PIC: Aerial view of Brisbane Terrace and Layard St Goodna near the peak of the Brisbane River flood on Wednesday 12 January 2011 with the historic Royal Mail Hotel visible near the top centre of the picture.
More than 1,000 home owners are struggling to repay their mortgages after cyclones and flooding wreaked havoc across Queensland, a major mortgage insurer says.
Glenworth Financial, which issues lenders mortgage insurance, has reported a 70 per cent rise in "hardship applications" over the last quarter, with Queensland residents accounting for the majority of claims.
Glenworth chief executive Ellie Comerford said the aftermath of floods across the east coast and bushfires in Western Australia was causing "great concern".
"They are really impacting on the overall consumer sentiment in terms of confidence and outlook," Ms Comerford said on Wednesday.

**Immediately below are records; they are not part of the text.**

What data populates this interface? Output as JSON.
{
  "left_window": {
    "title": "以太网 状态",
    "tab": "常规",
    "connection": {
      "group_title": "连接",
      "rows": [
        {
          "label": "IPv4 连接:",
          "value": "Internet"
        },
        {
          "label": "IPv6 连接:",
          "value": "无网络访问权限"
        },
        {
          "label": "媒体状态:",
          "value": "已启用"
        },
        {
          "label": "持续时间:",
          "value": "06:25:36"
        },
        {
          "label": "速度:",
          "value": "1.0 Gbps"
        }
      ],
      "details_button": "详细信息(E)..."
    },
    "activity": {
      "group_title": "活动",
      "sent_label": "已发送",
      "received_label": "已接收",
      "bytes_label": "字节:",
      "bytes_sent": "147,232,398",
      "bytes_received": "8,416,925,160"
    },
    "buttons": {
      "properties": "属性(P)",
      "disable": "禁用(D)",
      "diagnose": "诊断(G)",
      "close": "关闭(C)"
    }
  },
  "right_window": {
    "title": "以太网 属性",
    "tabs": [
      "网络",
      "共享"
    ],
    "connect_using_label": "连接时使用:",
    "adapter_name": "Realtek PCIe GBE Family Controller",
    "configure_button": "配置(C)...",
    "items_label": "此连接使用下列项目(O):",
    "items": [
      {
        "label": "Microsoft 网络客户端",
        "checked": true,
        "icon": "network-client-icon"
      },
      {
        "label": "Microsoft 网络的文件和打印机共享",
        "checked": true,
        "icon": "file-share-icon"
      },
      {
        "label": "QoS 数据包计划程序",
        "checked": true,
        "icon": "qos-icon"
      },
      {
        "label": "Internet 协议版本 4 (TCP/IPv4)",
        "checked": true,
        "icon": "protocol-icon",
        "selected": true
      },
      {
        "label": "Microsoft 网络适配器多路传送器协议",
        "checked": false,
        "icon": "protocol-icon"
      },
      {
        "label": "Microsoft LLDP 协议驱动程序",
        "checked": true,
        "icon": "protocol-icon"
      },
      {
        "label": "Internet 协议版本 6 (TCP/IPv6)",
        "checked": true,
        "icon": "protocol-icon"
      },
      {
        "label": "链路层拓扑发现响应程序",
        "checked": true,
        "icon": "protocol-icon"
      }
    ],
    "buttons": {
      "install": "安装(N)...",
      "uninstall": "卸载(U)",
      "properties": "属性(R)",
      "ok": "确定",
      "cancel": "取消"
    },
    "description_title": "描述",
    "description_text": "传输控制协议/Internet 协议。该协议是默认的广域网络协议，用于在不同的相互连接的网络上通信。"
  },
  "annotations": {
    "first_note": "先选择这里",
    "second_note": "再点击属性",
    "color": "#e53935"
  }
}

"As a consequence of this, Genworth has seen in the last quarter over a 70 per cent increase in what we call hardship applications for borrowers and this is predominantly because of the natural disasters."

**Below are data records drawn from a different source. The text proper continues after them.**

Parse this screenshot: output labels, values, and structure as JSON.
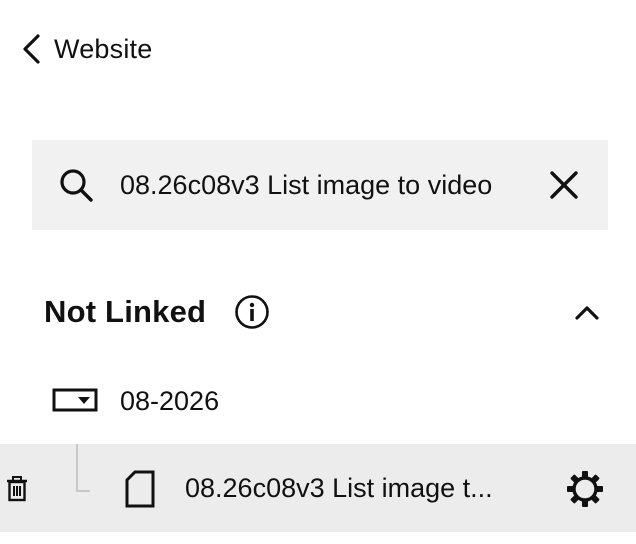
{
  "nav": {
    "back_label": "Website",
    "back_icon": "chevron-left-icon"
  },
  "search": {
    "value": "08.26c08v3 List image to video",
    "placeholder": "Search",
    "search_icon": "search-icon",
    "clear_icon": "close-icon"
  },
  "section": {
    "title": "Not Linked",
    "info_icon": "info-icon",
    "collapse_icon": "chevron-up-icon"
  },
  "tree": {
    "folder": {
      "label": "08-2026",
      "icon": "folder-dropdown-icon"
    },
    "page": {
      "label": "08.26c08v3 List image t...",
      "icon": "page-icon",
      "trash_icon": "trash-icon",
      "settings_icon": "gear-icon",
      "selected": true
    }
  },
  "colors": {
    "text": "#111111",
    "search_bg": "#f1f1f1",
    "selected_row_bg": "#ececec",
    "tree_line": "#c8c8c8"
  }
}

"In fact, as recently as today we've now gone over the 1,000 mark in terms of hardship applications that are coming from natural disasters, and most of those are coming from Queensland."
Her comments come as Genworth released its six-monthly Homebuyer Confidence Index (HCI), which measures borrower and would-be borrower sentiment.
The index fell 1.5 per cent since September 2010, its second fall since the index was launched last year.
Ms Comerford attributed the fall to decreased confidence in the disaster-affected regions of Queensland and Western Australia as well as concern among homebuyers about rising living costs and higher interest rates.
The report found one in five borrowers affected by natural disasters don't expect to recover over the next six months.
Borrowers in Queensland and Western Australia were the primary drivers behind the fall in the national index, with Queenslanders being hit the hardest.
More than half of the increase in hardship requests was disaster-related, she said.
While it was difficult to tell whether the number of people experiencing financial hardship would increase or stabilise over the next year, it was clear borrowers were primarily worried about rising cost of living pressures.
She added there was a recent move towards first home buyers applying for mortgages valued at 95 per cent of the home value.
"We're gradually seeing some uptake with that, but we're not seeing the overwhelming uptake that we had pre-GFC (global financial crisis)," she said.
As well, retail Finance Intelligence research director Alan Shields said there was now a "splitting of confidence" among disaster-affected and non-disaster affected homebuyers as house prices continued to rise.
"On the one hand, you'll have people affected by disasters dragging down that confidence," he said.
"On the other hand, the people with a mortgage that haven't been affected, who aren't seeing their rates go up, their confidence is going to be maintained, if not going up a little bit."